Via Brad DeLong, a David Leonhart column on how little NAFTA has to do with Ohio's economic woes. Still, I think hearing that the "more important cause of Ohio's jobs exodus is the rise of China, India and the old Soviet bloc" rather than trade with Mexico as such is going to do relatively little to cause Ohions to reverse their skepticism about trade policy. With trade as with every other policy area, most people's understanding of the details is very fuzzy.
"NAFTA" means "recent trade phenomena" and there's no denying that recent trends in international trade have caused economic dislocation in the rust belt. Still, responsible politicians wouldn't be promising to help Ohioans out by renegotiating NAFTA when renegotiating NAFTA won't actually deliver much help to the state. It's a bit of a cynical ploy -- by thundering loudly and pounding the table about the need to renegotiate the deal, you set yourself up for a situation where very minor modifications that barely impact anyone (for good or for ill) count as fulfilling the promise.

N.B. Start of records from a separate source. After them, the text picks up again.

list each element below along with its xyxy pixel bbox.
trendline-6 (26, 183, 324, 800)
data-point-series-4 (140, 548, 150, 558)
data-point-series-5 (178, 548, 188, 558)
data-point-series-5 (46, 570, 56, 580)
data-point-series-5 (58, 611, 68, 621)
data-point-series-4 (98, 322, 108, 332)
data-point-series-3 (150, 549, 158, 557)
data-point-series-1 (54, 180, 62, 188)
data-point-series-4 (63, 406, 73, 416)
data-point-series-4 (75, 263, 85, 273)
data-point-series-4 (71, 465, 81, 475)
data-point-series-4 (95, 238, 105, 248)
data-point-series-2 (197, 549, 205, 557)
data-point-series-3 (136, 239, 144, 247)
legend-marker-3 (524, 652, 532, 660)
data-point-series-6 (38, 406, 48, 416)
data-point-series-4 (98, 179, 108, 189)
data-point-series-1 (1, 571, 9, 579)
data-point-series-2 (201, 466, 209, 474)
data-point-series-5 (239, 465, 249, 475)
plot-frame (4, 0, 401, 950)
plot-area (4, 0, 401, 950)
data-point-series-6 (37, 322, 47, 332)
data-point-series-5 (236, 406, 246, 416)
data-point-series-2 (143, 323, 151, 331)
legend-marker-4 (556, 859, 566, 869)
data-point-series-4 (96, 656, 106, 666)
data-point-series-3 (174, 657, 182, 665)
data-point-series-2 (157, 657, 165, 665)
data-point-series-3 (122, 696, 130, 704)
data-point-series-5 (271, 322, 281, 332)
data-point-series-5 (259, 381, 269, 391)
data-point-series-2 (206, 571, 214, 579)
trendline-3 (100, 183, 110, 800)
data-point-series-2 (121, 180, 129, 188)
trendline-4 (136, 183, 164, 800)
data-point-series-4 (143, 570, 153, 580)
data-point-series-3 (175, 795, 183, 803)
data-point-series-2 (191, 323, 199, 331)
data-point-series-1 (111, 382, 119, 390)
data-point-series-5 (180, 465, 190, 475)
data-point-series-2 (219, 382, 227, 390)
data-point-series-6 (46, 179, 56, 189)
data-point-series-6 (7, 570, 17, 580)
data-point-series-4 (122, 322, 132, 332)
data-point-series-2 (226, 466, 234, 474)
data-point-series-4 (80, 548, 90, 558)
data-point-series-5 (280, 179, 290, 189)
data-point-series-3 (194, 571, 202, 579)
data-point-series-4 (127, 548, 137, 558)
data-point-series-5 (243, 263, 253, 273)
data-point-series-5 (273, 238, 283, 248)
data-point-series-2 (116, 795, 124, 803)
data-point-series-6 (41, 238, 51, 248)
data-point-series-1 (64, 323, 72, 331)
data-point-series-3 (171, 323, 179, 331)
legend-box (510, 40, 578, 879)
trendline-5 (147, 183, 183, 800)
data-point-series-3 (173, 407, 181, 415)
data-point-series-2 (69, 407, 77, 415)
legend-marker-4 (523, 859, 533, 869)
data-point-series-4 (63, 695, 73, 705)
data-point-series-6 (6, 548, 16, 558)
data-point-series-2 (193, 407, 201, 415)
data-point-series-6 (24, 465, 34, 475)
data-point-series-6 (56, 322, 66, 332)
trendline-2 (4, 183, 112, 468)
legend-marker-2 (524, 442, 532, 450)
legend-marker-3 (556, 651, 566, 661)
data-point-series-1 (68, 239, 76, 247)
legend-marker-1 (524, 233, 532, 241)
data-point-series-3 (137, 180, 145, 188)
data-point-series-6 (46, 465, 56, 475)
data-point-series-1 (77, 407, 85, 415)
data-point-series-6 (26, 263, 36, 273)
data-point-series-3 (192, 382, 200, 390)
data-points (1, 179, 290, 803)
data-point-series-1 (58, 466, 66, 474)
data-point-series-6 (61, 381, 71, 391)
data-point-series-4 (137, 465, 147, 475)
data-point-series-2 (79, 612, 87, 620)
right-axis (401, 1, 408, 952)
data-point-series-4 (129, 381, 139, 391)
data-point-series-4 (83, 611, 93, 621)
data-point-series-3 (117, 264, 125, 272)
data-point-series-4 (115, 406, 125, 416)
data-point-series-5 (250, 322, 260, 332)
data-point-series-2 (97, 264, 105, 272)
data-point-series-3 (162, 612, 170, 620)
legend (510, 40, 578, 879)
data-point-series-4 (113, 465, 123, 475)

I'm not so sure. The EU has some - limited - common rules on labour issues, and they are probably necessary to keep political support in eg. France and Germany as some manufacturing activity is displaced into Eastern Europe, even if some jobs are really moving to China etc. A wider scope of economic exchange will - to some degree - create demands for a wider scope of economic regulation, and there's little reason to resist it, so long as the amount of international social policy doesn't bite to hard into the comparative advantage of the developing countries.